In answer to one critic:  I don't disrespect the 47% that don't pay taxes.  I didn't attribute the quote to Kennedy but only said he uttered the words.   The concept of equal outcome has been prevalent in liberal circles for some time.  Van Jones, once a prominent member of the Obama administration, has given numerous speeches on the subject.  http://stevenbirnspeaks.com/2011/01/28/van-jones-proves-social-just... There are many liberals in the country who espouse the same goal for America. 

Comment by Mandy Muffin on February 26, 2013 at 9:58am

When I studied comparative political systems in college I was struck that equality is an ideal our system doesn't promote except that in the process of creation.  But after the first heartbeat we subdivide into societal strata.  Obviously greater minds than mine thought deeply on this subject and a wave of socialism swept the world.  I have visited those countries that embraced it -- China, Russia, etc -- and the conclusion was always the same: collectivism generally means everybody starves equally.  
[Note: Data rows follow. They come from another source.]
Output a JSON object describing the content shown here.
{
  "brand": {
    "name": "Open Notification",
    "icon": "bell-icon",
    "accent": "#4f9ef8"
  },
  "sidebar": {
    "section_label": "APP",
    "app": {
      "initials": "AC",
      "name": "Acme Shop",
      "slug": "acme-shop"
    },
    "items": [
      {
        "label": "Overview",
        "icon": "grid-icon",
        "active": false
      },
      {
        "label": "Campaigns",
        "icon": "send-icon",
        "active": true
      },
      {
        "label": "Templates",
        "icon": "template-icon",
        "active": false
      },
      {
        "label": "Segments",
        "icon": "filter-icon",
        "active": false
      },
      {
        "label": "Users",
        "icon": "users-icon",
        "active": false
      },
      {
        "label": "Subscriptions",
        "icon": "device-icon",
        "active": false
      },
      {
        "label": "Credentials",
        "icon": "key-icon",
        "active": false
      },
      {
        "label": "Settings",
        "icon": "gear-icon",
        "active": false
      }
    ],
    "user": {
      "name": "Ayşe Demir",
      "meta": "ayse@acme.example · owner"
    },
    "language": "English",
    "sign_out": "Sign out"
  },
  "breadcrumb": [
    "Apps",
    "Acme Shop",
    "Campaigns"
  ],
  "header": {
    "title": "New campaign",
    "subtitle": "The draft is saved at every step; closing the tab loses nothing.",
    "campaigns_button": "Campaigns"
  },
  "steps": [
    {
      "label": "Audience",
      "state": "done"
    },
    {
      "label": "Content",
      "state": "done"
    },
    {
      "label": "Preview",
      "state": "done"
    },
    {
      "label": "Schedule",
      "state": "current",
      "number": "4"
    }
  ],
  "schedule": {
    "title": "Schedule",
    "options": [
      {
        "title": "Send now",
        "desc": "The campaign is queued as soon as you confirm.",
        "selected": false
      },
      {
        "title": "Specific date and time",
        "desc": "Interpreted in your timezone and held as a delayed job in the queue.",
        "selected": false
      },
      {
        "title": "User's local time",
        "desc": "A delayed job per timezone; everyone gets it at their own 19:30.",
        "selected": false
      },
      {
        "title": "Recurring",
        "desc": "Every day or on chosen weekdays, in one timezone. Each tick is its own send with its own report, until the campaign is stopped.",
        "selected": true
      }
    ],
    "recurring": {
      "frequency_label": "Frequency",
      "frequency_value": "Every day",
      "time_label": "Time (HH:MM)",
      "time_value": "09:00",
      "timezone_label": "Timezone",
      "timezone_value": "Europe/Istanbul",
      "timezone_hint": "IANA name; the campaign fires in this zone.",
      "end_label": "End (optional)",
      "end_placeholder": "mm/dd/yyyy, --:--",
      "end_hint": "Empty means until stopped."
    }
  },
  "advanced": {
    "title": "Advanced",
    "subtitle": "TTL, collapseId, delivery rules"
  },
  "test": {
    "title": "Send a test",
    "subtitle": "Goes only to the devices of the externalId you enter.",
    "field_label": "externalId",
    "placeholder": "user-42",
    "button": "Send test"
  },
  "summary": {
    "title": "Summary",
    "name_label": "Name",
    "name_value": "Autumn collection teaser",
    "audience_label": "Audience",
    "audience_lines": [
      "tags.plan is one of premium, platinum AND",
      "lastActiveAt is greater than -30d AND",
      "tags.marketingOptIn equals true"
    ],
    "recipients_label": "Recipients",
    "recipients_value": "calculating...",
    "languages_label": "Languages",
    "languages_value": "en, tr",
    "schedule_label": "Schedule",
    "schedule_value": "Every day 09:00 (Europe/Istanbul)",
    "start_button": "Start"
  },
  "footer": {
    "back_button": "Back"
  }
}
But one of the things that did impress me while visiting the former communist showcases, the sense of obligation/responsibility is instilled in these people.  This is especially true in China, where every citizen works for a common good.  Crime in extremely low and everybody has a job.  The people are out in the street exercising each morning with their fellow countrymen, while human life is respected with the "one child" policy that prevents irresponsible production of children with no future.  (Some would disagree with me on this reproductive rights/responsibility issue but what kind of a right is it for a woman to produce children she can't afford to raise with the knowledge that the father would soon disappear from their lives?) 

Comment by exedir on February 26, 2013 at 9:15am

We also have the blending of what are rights and what are responsibilities.  

If the equation is equality in all things, then, there are no differences and in fact, all differences have to be eradicated and kept in check, so that disparity is never allowed.

So, Citizen!  Arise and strike down the tyranny of difference, to the barricades and wave the bloody shirt!  And remember, of course, some are more equal than others.  

We can be just like Cuba!  If we only dream.

Comment by MGDJ on February 26, 2013 at 7:44am

A fair tax is the only sure way to avoid any class warfare when it comes to taxation.  As long as a progressive tax system is in place, there will always be inequality.  It is built into the system.

There are two visions of equality in America being endorsed by the two parties.  The left believes in the concept of distributive bargaining.  They believe that wealth is finite and taking wealth away from one party and giving it to the other is the only equitable solution.  The right believes that it is not a zero-sum game.  Growing the economy and producing wealth is what will ultimately work-everybody will all not be equal-but better off collectively/supply side economics.